Photo credit: Marissa Alper
Image description: Me, a white person in a bright blue corduroy shirt and bleached blonde hair. Looking directly at the camera, relaxed but not smiling. Taped to the wall behind me are various notes about projects, sketches, and things I like. Marissa captured me looking hot and cool and boyish — what a dream!

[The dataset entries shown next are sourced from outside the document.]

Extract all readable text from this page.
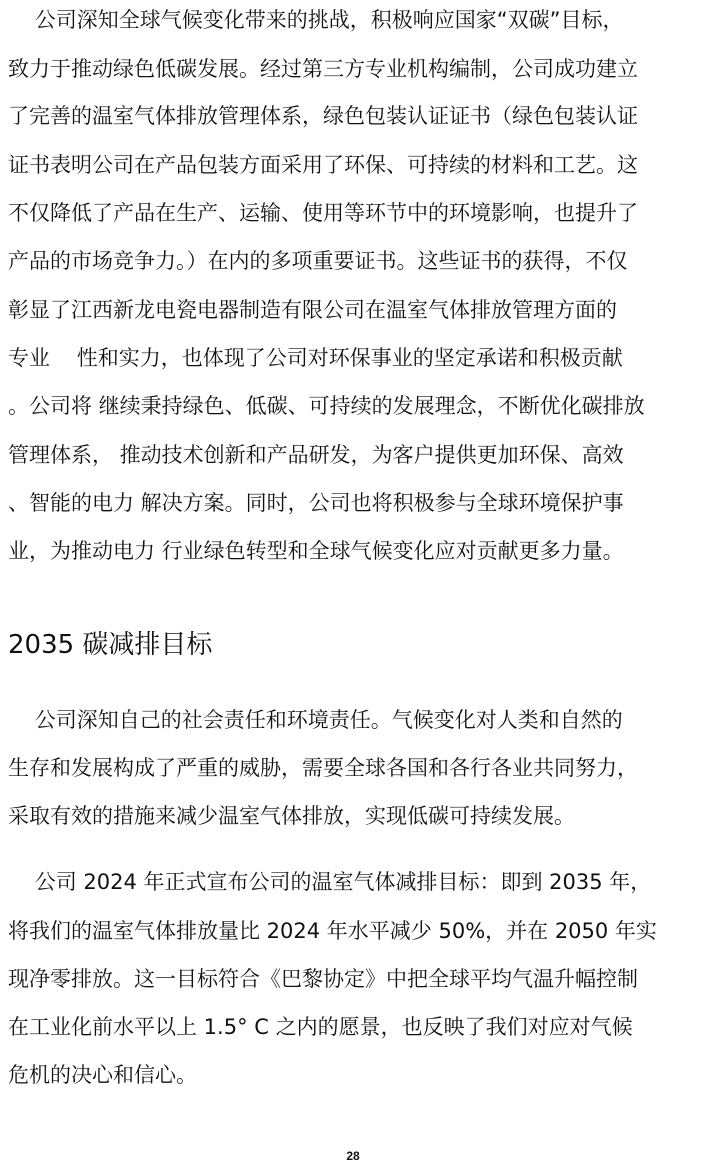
公司深知全球气候变化带来的挑战，积极响应国家“双碳”目标，
致力于推动绿色低碳发展。经过第三方专业机构编制，公司成功建立
了完善的温室气体排放管理体系，绿色包装认证证书（绿色包装认证
证书表明公司在产品包装方面采用了环保、可持续的材料和工艺。这
不仅降低了产品在生产、运输、使用等环节中的环境影响，也提升了
产品的市场竞争力。）在内的多项重要证书。这些证书的获得，不仅
彰显了江西新龙电瓷电器制造有限公司在温室气体排放管理方面的
专业    性和实力，也体现了公司对环保事业的坚定承诺和积极贡献
。公司将 继续秉持绿色、低碳、可持续的发展理念，不断优化碳排放
管理体系， 推动技术创新和产品研发，为客户提供更加环保、高效
、智能的电力 解决方案。同时，公司也将积极参与全球环境保护事
业，为推动电力 行业绿色转型和全球气候变化应对贡献更多力量。
2035 碳减排目标
公司深知自己的社会责任和环境责任。气候变化对人类和自然的
生存和发展构成了严重的威胁，需要全球各国和各行各业共同努力，
采取有效的措施来减少温室气体排放，实现低碳可持续发展。
公司 2024 年正式宣布公司的温室气体减排目标：即到 2035 年，
将我们的温室气体排放量比 2024 年水平减少 50%，并在 2050 年实
现净零排放。这一目标符合《巴黎协定》中把全球平均气温升幅控制
在工业化前水平以上 1.5° C 之内的愿景，也反映了我们对应对气候
危机的决心和信心。
28
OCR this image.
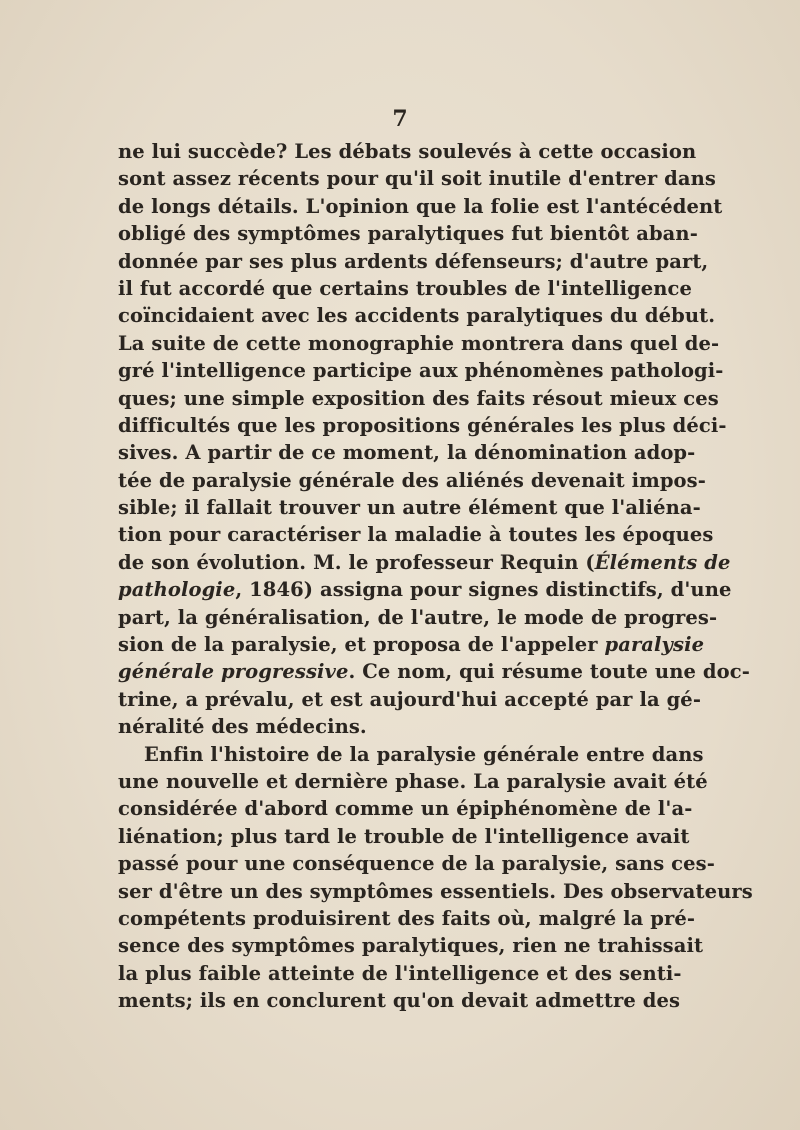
7
ne lui succède? Les débats soulevés à cette occasion
sont assez récents pour qu'il soit inutile d'entrer dans
de longs détails. L'opinion que la folie est l'antécédent
obligé des symptômes paralytiques fut bientôt aban-
donnée par ses plus ardents défenseurs; d'autre part,
il fut accordé que certains troubles de l'intelligence
coïncidaient avec les accidents paralytiques du début.
La suite de cette monographie montrera dans quel de-
gré l'intelligence participe aux phénomènes pathologi-
ques; une simple exposition des faits résout mieux ces
difficultés que les propositions générales les plus déci-
sives. A partir de ce moment, la dénomination adop-
tée de paralysie générale des aliénés devenait impos-
sible; il fallait trouver un autre élément que l'aliéna-
tion pour caractériser la maladie à toutes les époques
de son évolution. M. le professeur Requin (Éléments de
pathologie, 1846) assigna pour signes distinctifs, d'une
part, la généralisation, de l'autre, le mode de progres-
sion de la paralysie, et proposa de l'appeler paralysie
générale progressive. Ce nom, qui résume toute une doc-
trine, a prévalu, et est aujourd'hui accepté par la gé-
néralité des médecins.
Enfin l'histoire de la paralysie générale entre dans
une nouvelle et dernière phase. La paralysie avait été
considérée d'abord comme un épiphénomène de l'a-
liénation; plus tard le trouble de l'intelligence avait
passé pour une conséquence de la paralysie, sans ces-
ser d'être un des symptômes essentiels. Des observateurs
compétents produisirent des faits où, malgré la pré-
sence des symptômes paralytiques, rien ne trahissait
la plus faible atteinte de l'intelligence et des senti-
ments; ils en conclurent qu'on devait admettre des
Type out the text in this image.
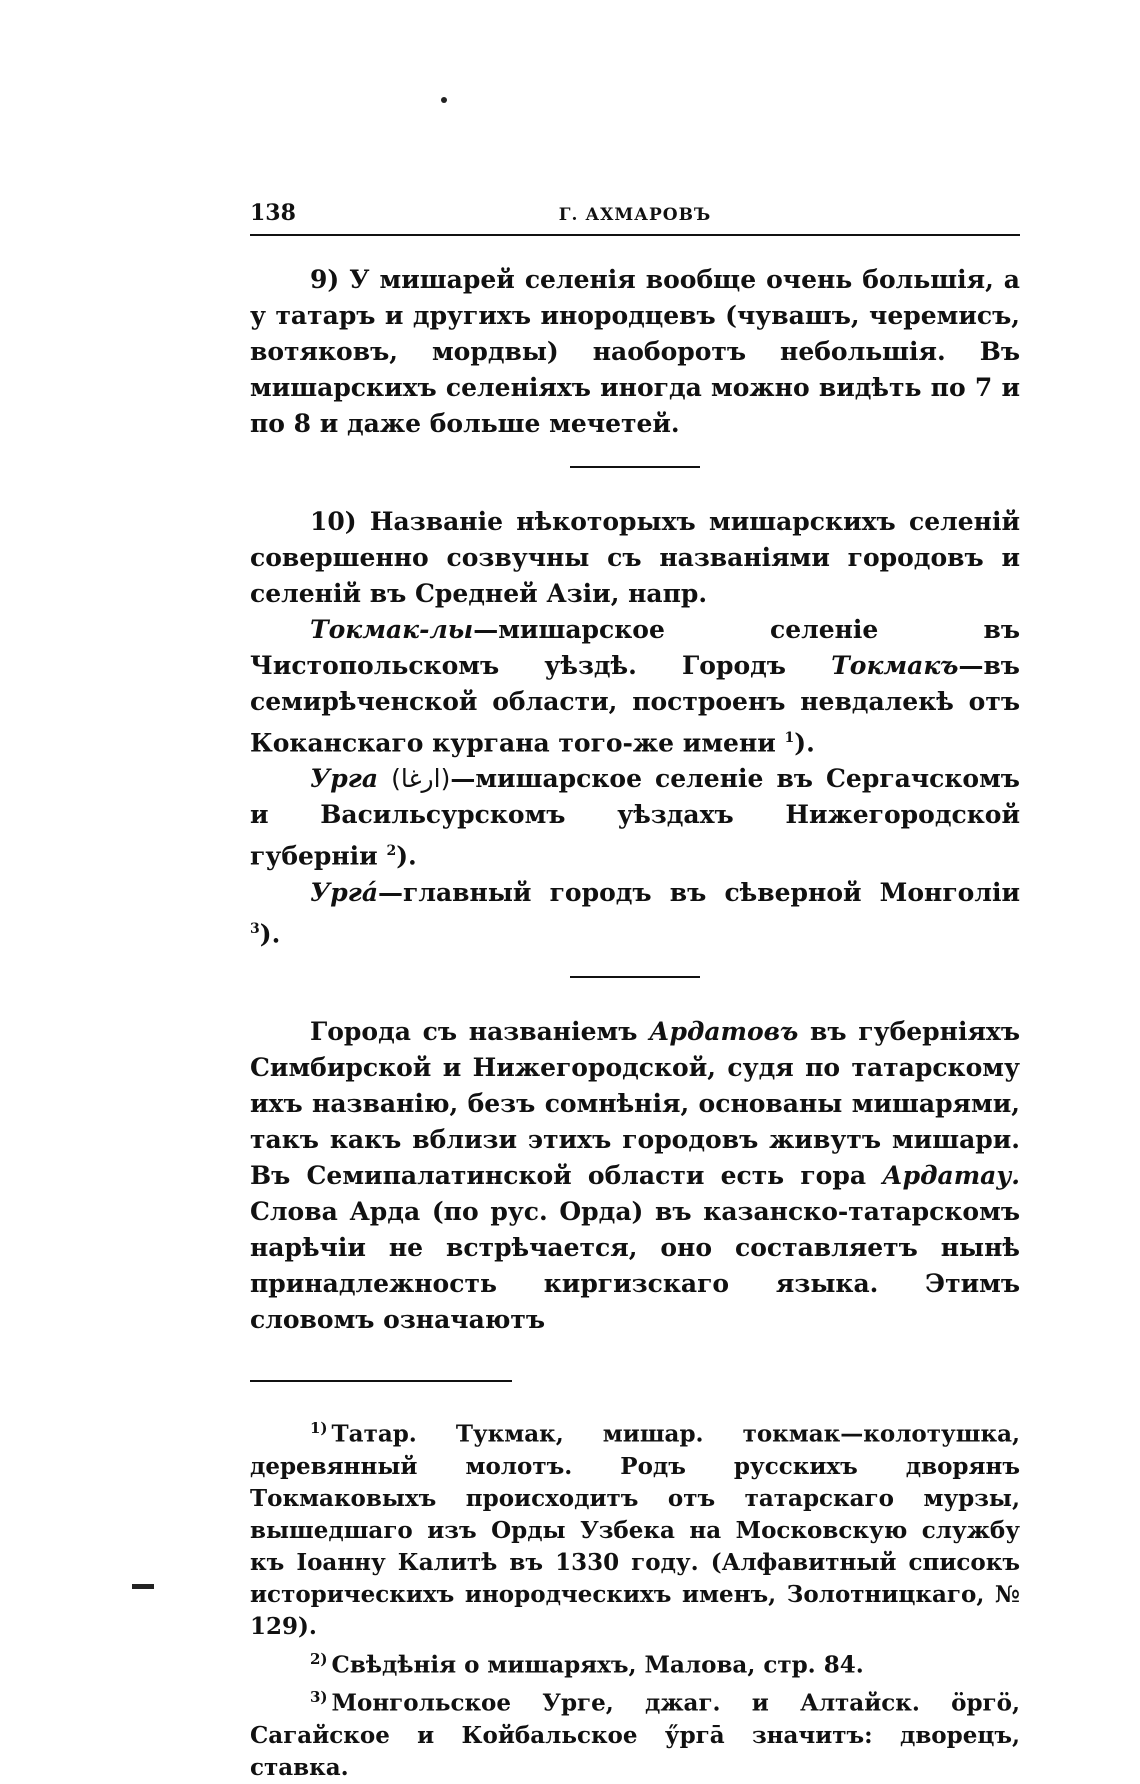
138	Г. АХМАРОВЪ

9) У мишарей селенія вообще очень большія, а у татаръ и другихъ инородцевъ (чувашъ, черемисъ, вотяковъ, мордвы) наоборотъ небольшія. Въ мишарскихъ селеніяхъ иногда можно видѣть по 7 и по 8 и даже больше мечетей.

10) Названіе нѣкоторыхъ мишарскихъ селеній совершенно созвучны съ названіями городовъ и селеній въ Средней Азіи, напр.

Токмак-лы—мишарское селеніе въ Чистопольскомъ уѣздѣ. Городъ Токмакъ—въ семирѣченской области, построенъ невдалекѣ отъ Коканскаго кургана того-же имени $^1$).

Урга (ارغا)—мишарское селеніе въ Сергачскомъ и Васильсурскомъ уѣздахъ Нижегородской губерніи $^2$).

Ургá—главный городъ въ сѣверной Монголіи $^3$).

Города съ названіемъ Ардатовъ въ губерніяхъ Симбирской и Нижегородской, судя по татарскому ихъ названію, безъ сомнѣнія, основаны мишарями, такъ какъ вблизи этихъ городовъ живутъ мишари. Въ Семипалатинской области есть гора Ардатау. Слова Арда (по рус. Орда) въ казанско-татарскомъ нарѣчіи не встрѣчается, оно составляетъ нынѣ принадлежность киргизскаго языка. Этимъ словомъ означаютъ

$^{1)}$ Татар. Тукмак, мишар. токмак—колотушка, деревянный молотъ. Родъ русскихъ дворянъ Токмаковыхъ происходитъ отъ татарскаго мурзы, вышедшаго изъ Орды Узбека на Московскую службу къ Іоанну Калитѣ въ 1330 году. (Алфавитный списокъ историческихъ инородческихъ именъ, Золотницкаго, № 129).

$^{2)}$ Свѣдѣнія о мишаряхъ, Малова, стр. 84.

$^{3)}$ Монгольское Урге, джаг. и Алтайск. öргö, Сагайское и Койбальское ӳргā значитъ: дворецъ, ставка.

Finnegan Shannon (b. 1989, Berkeley, CA) is an artist experimenting with forms of access. They intervene in ableist structures with humor, earnestness, and rage. Some of their recent work includes Alt Text as Poetry, a collaboration with Bojana Coklyat that explores the expressive potential of image description; Do You Want Us Here or Not, a series of benches and cushions designed for exhibition spaces; and Don’t mind if I do, a conveyor-belt-centered exhibition that prioritizes rest and play. They have done projects with MUDAM Luxembourg, the Queens Museum, moCa Cleveland, the High Line, MMK Frankfurt, MCA Denver, and Nook Gallery. Their work has been supported by a Wynn Newhouse Award, an Eyebeam fellowship, a Disability Futures Fellowship, a United States Artists Fellowship, and grants from Art Matters Foundation, Canada Council for the Arts, and the Disability Visibility Project. Their work has been written about in Art in America, BOMB Magazine, the Believer, and Out Magazine. They live and work in Brooklyn, NY.